Schon 2008 wies der Erlanger Soziologe Richard Münch darauf hin, dass „Bildung und Wissenschaft unter [das] Regime von PISA, McKinsey & Co.“ geraten seien.

Die Rhetorik der Managementelite sei ubiquitär geworden; Worte wie „Exzellenz“, „Kernkompetenz“ und „Qualitätssicherung“ seien überall zu hören.

Diese Politik nannte Münch „akademischen Kapitalismus“: Investitionen in Forschung gingen nur noch von kurzfristigen Nutzenerwartungen aus (Stichwort: angewandte Forschung), aktuelle Themen seien überrepräsentiert (Stichwort: Modetrends).

Schwindende Wissenschaftsfreiheit

Schon damit war die Wissenschaft nicht mehr frei, sondern zunehmend von den Geldgebern der Wirtschaft und deren Interessen abhängig (Drittmittel). Wer zum Beispiel einen Antrag auf finanzielle Unterstützung für eine Studie stellte, die die Ursachen des Klimawandels ergebnisoffen erforschen wollte, dürfte schon vor Jahren kaum eine Bewilligung erfahren haben. Politische Erwartungen kamen demnach, in einer Art von Verflechtung, zu wirtschaftlichen Interessen hinzu.
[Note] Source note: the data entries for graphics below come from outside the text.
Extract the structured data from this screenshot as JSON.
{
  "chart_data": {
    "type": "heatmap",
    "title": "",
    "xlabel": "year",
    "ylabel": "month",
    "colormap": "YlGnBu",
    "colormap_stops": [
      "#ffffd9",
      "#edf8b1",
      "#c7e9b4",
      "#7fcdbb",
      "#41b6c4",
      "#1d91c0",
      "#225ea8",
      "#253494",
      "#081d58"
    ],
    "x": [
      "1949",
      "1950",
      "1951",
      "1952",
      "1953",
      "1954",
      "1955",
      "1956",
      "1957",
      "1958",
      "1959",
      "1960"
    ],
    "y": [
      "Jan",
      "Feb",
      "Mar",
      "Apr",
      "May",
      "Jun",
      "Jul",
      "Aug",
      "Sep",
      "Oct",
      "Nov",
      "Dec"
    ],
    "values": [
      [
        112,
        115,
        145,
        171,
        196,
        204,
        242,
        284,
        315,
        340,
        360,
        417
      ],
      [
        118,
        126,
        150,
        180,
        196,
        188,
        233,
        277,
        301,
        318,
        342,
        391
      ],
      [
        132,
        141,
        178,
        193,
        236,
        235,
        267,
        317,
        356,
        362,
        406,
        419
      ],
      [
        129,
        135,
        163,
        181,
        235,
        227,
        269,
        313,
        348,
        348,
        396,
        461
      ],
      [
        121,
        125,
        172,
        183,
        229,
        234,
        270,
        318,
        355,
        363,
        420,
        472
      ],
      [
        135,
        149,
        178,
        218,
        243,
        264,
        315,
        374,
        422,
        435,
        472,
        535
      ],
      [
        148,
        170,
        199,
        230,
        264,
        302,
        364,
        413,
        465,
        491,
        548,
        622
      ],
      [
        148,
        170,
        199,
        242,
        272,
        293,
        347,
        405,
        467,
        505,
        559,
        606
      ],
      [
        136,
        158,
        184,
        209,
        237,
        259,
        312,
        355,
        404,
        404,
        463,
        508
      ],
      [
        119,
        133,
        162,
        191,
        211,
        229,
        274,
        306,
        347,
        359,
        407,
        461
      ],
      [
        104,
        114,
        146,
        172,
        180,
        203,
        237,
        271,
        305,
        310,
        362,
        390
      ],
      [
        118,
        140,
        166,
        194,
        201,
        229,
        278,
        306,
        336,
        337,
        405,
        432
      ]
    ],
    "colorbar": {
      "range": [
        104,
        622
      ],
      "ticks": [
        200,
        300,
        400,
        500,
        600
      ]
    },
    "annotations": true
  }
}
Die sogenannte „Cancel Culture“ ist nur ein weiterer Baustein in dem Bestreben, die Wissenschaft zu politisieren. Der Sammelband der Herausgeber Harald Schulze-Eisentraut und Alexander Ulfig „Angriff auf die Wissenschaftsfreiheit“ untersucht in einem Vorwort, zehn Beiträgen und einem Interview die aktuellen Bedrohungen, denen Wissenschaftler ausgesetzt sind.

Das Neue bei der „Cancel Culture“ besteht in direkten Angriffen auf Personen (Ad-Personam-Strategie), die sich nicht konform – also nicht „politisch korrekt“ – zur Mehrheitsmeinung oder der Meinung besonders lauter Aktivistengruppen geäußert haben. Sie werden durch Rufmord von öffentlichen Vorträgen, Diskussionen oder dem Lehrbetrieb ausgeschlossen, also gewissermaßen „unmöglich“ gemacht.

Einer der theoretischen Vordenker dieses denunziatorischen Verfahrens war der kommunistische Philosoph Michel Foucault, der nicht mehr nur nach dem Inhalt dessen fragte, was jemand äußerte, sondern die früher verpönte Frage nach dem „Wer spricht?“ salonfähig machte.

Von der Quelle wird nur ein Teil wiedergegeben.